Riforma province in Sicilia, Renzi blocca la legge: “Gettoni, competenze, organi: tutto inconstituzionale”, dice una nota che sconfessa punto per punto la riforma. Il Consiglio dei Ministri impugnerà dunque il testo approvato dall’Ars. Palazzo Chigi ha comunicato per iscritto che impugnerà entro il 4 ottobre la riforma con cui l’Ars ad agosto ha creato le tre città metropolitane di Catania, Palermo e Messina e i sei liberi consorzi di Comuni per sostituire le Province. Renzi chiede di recepire per intero la riforma nazionale.

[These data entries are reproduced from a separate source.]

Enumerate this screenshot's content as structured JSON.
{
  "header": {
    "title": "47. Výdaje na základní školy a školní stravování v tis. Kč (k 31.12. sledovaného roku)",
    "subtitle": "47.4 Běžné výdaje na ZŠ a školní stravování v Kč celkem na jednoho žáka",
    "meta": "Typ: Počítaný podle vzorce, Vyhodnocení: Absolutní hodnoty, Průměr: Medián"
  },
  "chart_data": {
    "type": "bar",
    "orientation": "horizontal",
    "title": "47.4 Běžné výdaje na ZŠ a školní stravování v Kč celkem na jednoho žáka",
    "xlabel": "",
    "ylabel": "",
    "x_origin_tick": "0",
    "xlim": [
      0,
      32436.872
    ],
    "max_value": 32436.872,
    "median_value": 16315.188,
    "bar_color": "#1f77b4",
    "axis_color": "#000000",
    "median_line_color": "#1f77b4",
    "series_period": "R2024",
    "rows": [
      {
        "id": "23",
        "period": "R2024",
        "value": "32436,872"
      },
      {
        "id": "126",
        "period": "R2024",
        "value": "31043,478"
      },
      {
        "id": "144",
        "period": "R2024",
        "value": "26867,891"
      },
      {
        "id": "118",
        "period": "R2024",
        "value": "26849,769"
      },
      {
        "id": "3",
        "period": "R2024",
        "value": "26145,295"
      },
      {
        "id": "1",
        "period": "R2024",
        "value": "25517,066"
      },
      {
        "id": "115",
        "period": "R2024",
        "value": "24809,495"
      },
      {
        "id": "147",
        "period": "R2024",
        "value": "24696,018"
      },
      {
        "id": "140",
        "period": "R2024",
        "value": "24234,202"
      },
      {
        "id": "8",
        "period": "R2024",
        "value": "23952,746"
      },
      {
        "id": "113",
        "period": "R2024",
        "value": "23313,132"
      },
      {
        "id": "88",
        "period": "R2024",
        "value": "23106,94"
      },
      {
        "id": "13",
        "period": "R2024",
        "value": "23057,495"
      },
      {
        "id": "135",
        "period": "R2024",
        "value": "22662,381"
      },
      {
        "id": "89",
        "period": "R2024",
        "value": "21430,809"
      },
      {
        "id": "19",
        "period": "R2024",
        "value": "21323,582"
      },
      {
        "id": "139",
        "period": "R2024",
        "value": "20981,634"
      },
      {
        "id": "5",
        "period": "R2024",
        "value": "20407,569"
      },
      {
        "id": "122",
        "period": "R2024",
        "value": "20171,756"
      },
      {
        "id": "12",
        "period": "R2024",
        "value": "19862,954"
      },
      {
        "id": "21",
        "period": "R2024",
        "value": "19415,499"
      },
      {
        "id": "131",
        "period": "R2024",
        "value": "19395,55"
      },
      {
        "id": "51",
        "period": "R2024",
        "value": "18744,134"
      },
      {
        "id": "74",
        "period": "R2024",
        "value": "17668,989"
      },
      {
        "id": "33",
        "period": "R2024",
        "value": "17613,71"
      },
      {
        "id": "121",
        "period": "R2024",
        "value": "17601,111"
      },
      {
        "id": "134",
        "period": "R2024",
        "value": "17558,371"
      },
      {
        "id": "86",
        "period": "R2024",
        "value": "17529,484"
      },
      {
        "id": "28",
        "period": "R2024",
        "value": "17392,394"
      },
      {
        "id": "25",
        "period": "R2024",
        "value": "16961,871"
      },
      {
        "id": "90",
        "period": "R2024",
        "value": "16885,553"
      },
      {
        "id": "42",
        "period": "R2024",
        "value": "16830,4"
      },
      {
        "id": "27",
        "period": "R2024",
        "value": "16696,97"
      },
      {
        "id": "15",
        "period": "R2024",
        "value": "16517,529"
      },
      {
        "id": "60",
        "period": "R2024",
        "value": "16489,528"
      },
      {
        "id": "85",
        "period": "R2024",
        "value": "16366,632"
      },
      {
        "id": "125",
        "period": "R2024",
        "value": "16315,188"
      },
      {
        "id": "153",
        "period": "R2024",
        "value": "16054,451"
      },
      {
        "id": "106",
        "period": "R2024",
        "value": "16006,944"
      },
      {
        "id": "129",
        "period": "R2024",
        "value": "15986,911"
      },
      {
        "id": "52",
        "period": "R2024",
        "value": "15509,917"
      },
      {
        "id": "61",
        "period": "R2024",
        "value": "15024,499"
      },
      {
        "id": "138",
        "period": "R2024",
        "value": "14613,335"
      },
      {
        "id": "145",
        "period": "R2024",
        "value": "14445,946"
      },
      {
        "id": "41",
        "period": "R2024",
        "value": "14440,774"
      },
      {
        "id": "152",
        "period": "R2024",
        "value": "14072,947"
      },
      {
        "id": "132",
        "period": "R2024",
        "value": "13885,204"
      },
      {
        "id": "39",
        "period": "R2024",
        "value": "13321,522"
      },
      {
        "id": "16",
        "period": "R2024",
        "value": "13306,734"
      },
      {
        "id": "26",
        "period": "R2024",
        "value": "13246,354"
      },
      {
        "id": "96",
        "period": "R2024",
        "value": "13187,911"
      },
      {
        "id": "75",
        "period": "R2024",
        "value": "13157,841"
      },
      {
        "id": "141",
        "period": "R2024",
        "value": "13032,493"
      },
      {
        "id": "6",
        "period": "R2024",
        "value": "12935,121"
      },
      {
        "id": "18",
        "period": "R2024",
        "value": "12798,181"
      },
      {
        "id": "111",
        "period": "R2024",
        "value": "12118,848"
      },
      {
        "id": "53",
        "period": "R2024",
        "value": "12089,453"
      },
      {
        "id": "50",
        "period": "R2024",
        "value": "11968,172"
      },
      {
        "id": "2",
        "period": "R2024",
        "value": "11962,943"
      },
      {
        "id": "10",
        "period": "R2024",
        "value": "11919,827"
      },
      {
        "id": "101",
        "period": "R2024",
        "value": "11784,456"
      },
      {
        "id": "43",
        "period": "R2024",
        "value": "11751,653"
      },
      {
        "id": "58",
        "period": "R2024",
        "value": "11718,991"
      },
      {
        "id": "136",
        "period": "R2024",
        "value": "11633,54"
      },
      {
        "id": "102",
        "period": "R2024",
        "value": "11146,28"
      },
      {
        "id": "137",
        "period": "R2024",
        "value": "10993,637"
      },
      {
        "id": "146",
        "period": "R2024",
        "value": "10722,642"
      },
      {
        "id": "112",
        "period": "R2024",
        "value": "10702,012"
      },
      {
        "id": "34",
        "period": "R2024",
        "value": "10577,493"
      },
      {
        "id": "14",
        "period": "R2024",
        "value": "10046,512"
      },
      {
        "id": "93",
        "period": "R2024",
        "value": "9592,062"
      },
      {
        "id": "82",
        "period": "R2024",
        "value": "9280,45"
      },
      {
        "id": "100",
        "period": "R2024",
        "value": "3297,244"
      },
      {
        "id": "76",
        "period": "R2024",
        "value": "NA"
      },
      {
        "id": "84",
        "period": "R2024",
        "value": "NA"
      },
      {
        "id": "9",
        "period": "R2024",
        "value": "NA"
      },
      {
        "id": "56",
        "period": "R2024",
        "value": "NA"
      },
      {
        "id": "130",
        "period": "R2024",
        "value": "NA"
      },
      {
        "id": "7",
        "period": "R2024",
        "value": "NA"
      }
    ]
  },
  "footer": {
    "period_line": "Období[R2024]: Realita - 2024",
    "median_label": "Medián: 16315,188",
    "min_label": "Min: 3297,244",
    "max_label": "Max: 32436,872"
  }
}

Il documento inviato da Palazzo Chigi segnala che la legge con cui a livello nazionale sono state soppresse le Province «ha natura di riforma economica e sociale» e in quest’ottica «impone anche alle Regioni a statuto speciale di adeguarsi». C’è poi in discussione il metodo di elezione del Presidente del Consorzio, che in Sicilia avverrebbe con il voto dei consiglieri comunali, mentre nel resto d’Italia presidente del consorzio è il sindaco della città più grande. Roma boccia anche il bonus previsto dalla legge regionale per i presidenti dei Liberi consorzi e per chi sarà a capo della città metropolitana: quei soldi sarebbero in contrasto con la legge Delrio, che ha regolato l’addio alle Province nel resto d’Italia, in cui quelle mansioni sono previste a titolo gratuito.
Si apre così apre un conflitto istituzionale fra Roma e Palermo, ma anche anche fra giunta e Ars. Perchè, secondo Giovanni Ardizzone «era chiaro fin dall’inizio che questa legge aveva un vulnus. Il sistema di governo dei nuovi enti non regge. Si è fatto ricorso troppo spesso al voto segreto e il progetto iniziale è stato stravolto». Il presidente dell’Ars lascia intendere che bisogna tornare in aula per correggere gli errori: si salverebbe così una parte della riforma. Crocetta è di parere opposto: «Difenderemo la legge davanti alla Consulta. Non abbiamo legiferato su materie di competenza statale. Abbiamo regolato i liberi consorzi che sono enti previsti nel nostro Statuto, che ha forza di legge costituzionale». Crocetta non ha dubbi: “Le elezioni si terranno regolarmente il 29 Novembre”. Nel frattempo, però, ci sono province commissariate in Sicilia da tre anni, come la provincia di Trapani… Secondo |’assessore Pistorio “occorre coinvolgere l’Ars e le forze per trovare le giuste soluzioni. Può essere un’opportunità per migliorare la legge”.
“È una norma che reca evidenti profili di incostituzionalità ed in totale disaccordo con i principi ordinamentali della legge nazionale di Del Rio, un’operazione di trasformismo politico senza precedenti, in perfetta coerenza con i presupposti fondanti della falsa rivoluzione crocettiana”. Lo afferma il senatore siciliano di Ncd Bruno Mancuso.